U.S. Embassies and Consulates around the world will shortly accept the status-neutral travel document for any resident from Georgia's breakaway regions of Abkhazia and South Ossetia, who chooses to use them for travel or study in the United States.
This was announced by visiting U.S. Secretary of State Hillary Rodham Clinton after talks with Georgian President Mikheil Saakashvili.
This would be a strong step toward reconciliation that supports a peaceful and just resolution of the conflict, she said at a joint press conference with Saakashvili in the Georgian city of Batumi on Tuesday.
The two leaders discussed ways Georgia can reach out to the people of Abkhazia and South Ossetia regions, including providing status-neutral travel documents and identification cards.
Georgia, which is actively seeking NATO membership, has been getting staunch support from the West during and after the brief war in August, 2008 that led to Russia recognizing the breakaway regions of South Ossetia and Abkhazia as independent states.
But most of the world, including the United States, do not recognize these erstwhile Georgian provinces, making its citizens' travel to those countries difficult.
The unresolved conflict with Georgia is a burden for the future development of these tiny Caucasus republics, which highly depend on Russian support and currency.
"Let me also say, as both President Obama and I have repeated many times before, the United States remains steadfast in our commitment to the sovereignty and territorial integrity of Georgia within its internationally recognized borders," Clinton told reporters.
She said a new High-Level Trade and Investment Dialogue launched last week "will explore a range of mechanisms to continue strengthening trade relations between our countries, including the possibility of a free trade agreement between Georgia and the United States, an updated investment agreement, and other measures that could facilitate trade and investments."
Washington continues to work closely with Georgia both bilaterally and through the NATO-Georgia Commission to support the goals that Georgia has set for itself in its annual national program. "And we remain committed to supporting Georgia's sovereignty and territorial integrity, and we strongly support the principle that all countries, including Georgia, should be free to choose their own alliances, including their security alliances," Clinton said.
Saakashvili vowed that his government was committed to have free and fair parliamentary elections this October.

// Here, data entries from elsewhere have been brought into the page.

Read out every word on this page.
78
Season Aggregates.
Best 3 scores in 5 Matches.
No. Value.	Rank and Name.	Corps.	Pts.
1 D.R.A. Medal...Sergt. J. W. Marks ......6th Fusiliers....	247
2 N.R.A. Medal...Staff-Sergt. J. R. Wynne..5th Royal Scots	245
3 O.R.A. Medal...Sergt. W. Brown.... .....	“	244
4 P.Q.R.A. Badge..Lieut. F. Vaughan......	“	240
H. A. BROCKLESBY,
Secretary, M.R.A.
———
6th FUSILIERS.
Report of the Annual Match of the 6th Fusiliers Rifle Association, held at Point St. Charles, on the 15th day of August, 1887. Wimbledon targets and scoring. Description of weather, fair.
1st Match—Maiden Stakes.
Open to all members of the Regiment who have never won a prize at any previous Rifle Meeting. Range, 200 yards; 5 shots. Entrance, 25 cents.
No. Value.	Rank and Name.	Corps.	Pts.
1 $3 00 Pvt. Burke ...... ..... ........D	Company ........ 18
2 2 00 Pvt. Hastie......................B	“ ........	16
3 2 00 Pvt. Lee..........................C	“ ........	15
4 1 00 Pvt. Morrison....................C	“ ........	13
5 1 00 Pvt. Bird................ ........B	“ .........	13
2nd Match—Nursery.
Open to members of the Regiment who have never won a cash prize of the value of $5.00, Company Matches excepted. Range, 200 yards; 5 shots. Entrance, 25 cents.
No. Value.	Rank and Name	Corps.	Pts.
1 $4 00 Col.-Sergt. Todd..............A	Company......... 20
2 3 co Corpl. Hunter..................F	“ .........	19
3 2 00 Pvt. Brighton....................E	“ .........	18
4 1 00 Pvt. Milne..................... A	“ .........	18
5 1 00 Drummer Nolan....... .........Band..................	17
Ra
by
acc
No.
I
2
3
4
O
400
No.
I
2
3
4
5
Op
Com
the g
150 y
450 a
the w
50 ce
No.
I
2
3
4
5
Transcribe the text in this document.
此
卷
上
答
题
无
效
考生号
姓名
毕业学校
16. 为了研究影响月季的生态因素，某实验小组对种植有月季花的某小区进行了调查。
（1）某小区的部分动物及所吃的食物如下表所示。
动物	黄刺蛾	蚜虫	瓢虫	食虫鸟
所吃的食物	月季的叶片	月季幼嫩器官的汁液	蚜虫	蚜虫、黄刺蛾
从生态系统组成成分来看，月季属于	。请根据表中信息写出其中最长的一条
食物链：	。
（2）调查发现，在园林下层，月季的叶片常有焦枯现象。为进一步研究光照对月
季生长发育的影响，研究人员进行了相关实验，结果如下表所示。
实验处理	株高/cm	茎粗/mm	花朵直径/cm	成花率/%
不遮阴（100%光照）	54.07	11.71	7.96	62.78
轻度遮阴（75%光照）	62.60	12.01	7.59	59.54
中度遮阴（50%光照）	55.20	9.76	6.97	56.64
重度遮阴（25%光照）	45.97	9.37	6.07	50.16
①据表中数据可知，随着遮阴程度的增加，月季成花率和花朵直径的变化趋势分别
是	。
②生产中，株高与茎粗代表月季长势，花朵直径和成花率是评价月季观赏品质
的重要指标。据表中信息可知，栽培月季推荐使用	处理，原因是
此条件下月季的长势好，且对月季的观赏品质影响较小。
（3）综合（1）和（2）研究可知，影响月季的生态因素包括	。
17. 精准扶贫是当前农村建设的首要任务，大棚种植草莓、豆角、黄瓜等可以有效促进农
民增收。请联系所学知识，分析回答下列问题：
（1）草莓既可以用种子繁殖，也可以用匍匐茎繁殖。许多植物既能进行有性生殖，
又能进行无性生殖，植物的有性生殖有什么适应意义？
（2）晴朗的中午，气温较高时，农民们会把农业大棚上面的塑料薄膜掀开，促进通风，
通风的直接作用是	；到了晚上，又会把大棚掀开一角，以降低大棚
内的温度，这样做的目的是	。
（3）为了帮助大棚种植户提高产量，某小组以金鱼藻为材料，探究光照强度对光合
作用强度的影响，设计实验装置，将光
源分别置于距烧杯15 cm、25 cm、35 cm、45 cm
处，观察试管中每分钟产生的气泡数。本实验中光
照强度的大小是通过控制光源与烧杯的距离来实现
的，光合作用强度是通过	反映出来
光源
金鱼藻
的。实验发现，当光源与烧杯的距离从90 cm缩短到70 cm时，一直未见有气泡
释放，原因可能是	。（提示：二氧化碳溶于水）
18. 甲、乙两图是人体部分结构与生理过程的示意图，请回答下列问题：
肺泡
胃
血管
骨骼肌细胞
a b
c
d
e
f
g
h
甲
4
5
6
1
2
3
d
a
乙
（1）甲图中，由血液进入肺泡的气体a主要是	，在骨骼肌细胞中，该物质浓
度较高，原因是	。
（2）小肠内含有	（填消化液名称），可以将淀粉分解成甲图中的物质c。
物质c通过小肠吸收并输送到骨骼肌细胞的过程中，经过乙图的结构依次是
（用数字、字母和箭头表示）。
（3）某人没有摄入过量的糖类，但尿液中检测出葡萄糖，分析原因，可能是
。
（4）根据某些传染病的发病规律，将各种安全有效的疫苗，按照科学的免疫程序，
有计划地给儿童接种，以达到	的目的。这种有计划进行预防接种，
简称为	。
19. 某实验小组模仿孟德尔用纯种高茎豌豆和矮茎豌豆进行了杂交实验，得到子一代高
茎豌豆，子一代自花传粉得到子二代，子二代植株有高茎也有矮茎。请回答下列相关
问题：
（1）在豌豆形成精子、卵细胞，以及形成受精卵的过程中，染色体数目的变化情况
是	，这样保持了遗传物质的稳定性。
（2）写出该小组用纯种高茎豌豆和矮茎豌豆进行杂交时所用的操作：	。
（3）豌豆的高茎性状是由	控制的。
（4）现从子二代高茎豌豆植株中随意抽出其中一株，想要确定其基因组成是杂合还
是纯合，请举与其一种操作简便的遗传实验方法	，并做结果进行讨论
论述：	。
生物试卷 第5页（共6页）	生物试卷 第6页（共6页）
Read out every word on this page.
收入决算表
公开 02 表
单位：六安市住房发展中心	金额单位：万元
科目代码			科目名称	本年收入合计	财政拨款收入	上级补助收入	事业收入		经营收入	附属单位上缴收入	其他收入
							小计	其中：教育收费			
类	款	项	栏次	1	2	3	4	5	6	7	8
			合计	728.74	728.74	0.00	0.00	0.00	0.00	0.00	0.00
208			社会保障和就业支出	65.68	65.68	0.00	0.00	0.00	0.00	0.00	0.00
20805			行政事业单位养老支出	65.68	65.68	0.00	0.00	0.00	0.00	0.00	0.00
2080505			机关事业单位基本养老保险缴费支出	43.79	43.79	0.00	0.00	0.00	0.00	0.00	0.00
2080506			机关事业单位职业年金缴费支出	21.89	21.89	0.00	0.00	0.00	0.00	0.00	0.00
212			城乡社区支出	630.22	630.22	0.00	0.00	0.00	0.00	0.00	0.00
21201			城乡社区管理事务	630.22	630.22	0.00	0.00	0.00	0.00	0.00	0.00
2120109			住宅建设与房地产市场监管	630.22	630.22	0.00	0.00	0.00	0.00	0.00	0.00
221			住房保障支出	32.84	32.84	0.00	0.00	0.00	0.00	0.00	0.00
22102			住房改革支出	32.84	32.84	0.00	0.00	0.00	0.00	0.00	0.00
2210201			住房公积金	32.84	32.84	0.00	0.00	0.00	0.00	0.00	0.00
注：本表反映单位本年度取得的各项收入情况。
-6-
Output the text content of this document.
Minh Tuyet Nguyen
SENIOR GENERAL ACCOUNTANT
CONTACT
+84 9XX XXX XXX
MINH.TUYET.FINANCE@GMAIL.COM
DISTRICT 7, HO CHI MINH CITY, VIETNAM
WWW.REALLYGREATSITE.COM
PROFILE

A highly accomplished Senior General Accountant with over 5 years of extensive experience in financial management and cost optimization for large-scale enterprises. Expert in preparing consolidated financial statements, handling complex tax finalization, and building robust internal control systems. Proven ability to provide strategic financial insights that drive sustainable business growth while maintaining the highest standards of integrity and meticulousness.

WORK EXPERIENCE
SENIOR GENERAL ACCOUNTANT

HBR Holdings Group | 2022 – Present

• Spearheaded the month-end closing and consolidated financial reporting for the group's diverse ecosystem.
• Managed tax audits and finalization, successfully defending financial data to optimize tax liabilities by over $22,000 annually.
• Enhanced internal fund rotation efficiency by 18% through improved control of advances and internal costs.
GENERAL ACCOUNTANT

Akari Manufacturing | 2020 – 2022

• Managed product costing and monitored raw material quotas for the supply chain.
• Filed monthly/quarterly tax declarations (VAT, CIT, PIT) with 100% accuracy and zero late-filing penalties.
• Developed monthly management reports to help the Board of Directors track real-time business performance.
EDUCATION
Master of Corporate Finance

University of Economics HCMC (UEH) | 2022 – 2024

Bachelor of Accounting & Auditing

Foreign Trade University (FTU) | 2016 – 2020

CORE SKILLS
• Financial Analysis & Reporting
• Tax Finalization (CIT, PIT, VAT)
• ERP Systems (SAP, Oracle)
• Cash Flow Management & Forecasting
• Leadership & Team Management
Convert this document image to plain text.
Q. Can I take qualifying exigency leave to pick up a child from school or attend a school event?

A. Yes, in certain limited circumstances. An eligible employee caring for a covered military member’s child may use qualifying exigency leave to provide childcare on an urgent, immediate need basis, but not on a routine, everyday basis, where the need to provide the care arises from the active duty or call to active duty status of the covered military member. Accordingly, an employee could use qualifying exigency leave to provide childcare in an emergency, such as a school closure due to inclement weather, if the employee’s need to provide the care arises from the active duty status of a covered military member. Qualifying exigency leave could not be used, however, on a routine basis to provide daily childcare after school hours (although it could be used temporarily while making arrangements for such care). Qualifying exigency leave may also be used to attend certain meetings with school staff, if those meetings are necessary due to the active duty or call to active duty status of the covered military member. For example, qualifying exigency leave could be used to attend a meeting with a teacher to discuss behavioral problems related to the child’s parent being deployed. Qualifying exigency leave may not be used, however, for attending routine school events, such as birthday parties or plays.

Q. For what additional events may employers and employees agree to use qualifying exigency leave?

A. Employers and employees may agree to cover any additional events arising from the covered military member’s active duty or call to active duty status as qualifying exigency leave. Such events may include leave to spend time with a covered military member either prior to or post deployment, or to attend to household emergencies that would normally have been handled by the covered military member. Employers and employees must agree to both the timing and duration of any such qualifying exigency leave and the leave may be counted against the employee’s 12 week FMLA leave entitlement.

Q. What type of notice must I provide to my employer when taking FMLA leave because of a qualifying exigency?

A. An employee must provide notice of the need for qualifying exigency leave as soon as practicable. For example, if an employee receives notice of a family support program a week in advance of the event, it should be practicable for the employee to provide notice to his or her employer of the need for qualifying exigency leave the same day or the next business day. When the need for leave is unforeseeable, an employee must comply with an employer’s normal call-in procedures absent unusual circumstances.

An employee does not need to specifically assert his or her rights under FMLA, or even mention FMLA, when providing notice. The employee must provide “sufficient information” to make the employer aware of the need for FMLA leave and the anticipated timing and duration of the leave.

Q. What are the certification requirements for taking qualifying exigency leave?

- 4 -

Earlier, addressing the third meeting of the U.S.-Georgia Strategic Partnership Commission in Batumi, Clinton said Washington rejected Russia's occupation and militarization of Georgian territory, and called on Russia to fulfill its obligations under the 2008 ceasefire agreement, including withdrawal of its forces to pre-conflict positions and free access for humanitarian assistance.
Being a major transit corridor for energy supplies to Europe and at crossroads close to the Middle East, Afghanistan, and energy-rich Central Asia, Georgia is strategically important for the U.S. and Russia.
It is also a key link in the only energy export route from Central Asia westwards that does not pass through Russian territory.